It seems +Stuart Langridge
may be the only designer here not lacking work ethic and understanding of grade 5 arithmetic. This post exemplifies today's designers' laziness and denseness. Computers just do whatever it is we humans tell them too. So a computer sizing an icon is, and forever will be, simply doing math.
To reiterate Stuart's example: 24 is 1.5 times of 16. If you have a 3 pixel high rectangle in your 16 pixel squared asset, when you multiply by 1.5 you will have a 4.5 pixel rectangle in a 24 pixel squared asset. No matter how you tell the computer to do the math, it will never be a whole number that will automatically be placed so that it is on pixel.
This problem hasn't existed since the dawn of Apple's "retina" displays. It has been prevalent for years prior. There are already solutions out there. They just call for humans to know basic arithmetic and be willing to put in extra effort.
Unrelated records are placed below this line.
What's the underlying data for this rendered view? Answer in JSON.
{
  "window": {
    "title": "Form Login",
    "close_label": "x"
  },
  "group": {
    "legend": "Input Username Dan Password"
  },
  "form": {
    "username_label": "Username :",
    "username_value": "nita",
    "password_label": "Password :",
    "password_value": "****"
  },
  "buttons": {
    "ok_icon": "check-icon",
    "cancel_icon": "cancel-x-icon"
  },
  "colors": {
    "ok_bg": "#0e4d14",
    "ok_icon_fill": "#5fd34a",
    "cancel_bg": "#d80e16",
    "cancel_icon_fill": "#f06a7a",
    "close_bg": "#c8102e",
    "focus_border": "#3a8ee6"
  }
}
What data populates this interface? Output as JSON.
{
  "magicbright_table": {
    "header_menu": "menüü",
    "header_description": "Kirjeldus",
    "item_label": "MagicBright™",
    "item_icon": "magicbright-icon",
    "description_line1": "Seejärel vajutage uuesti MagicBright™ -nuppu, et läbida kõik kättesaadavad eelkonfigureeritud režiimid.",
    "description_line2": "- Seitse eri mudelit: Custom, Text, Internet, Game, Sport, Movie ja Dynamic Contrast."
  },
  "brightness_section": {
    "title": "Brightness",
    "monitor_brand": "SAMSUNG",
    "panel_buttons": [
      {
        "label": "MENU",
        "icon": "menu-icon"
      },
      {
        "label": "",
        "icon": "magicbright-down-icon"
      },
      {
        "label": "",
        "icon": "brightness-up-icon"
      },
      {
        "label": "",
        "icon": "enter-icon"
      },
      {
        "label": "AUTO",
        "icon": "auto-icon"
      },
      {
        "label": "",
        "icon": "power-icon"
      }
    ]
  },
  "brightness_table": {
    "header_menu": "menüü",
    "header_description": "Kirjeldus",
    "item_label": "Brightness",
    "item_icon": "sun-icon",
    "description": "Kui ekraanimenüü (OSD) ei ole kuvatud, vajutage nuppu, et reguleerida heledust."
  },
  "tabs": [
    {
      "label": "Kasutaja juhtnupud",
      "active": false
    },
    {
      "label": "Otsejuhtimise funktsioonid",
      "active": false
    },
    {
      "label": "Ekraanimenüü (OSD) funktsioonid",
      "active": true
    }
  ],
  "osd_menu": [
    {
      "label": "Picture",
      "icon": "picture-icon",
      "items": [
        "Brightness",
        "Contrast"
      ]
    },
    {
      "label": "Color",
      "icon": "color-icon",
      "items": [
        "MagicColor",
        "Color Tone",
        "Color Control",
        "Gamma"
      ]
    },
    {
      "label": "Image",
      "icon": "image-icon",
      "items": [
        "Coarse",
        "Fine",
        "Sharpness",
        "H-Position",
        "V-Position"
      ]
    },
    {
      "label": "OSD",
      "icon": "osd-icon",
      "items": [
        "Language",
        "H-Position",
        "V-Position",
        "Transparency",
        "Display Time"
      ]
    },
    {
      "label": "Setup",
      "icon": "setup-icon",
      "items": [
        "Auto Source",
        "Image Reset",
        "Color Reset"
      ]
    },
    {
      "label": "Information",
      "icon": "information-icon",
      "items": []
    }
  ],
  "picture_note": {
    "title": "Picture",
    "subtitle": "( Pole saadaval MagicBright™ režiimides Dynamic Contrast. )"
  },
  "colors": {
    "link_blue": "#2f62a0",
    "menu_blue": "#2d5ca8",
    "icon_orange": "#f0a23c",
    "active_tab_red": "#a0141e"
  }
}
You certainly can use JS to grab different assets for different sizes. That is probably the best way for web work. For downloaded applications, you'll have to do something simliar. You'll have to create the various sized assets and programmatically call the correct ones for the correct resolutions—that is, of course, dependent on the programming language, runtime environment, and/or development tools used to create whatever it is you are creating. UIKit for iOS, for example, doesn't need you to do anything special beyond having two of the same asset, one with "@2x" appended (this gets trickier when creating a phone and pad app in one bundle). A font definitely won't help this (using a font just goes to show designer negligence). SVG won't do this (less lazy but not reliable, unless you create SVGs for the different sizes).
This means there is only one simple solution to all of this. It goes by the concept of Designer Diligence. You, Mr. and Ms. Designer are going to have to do extra work and learn how to do some simple math to get your assets on pixel for all various sizes, that is, if you care enough. No, it's not "easy," but it is your "job."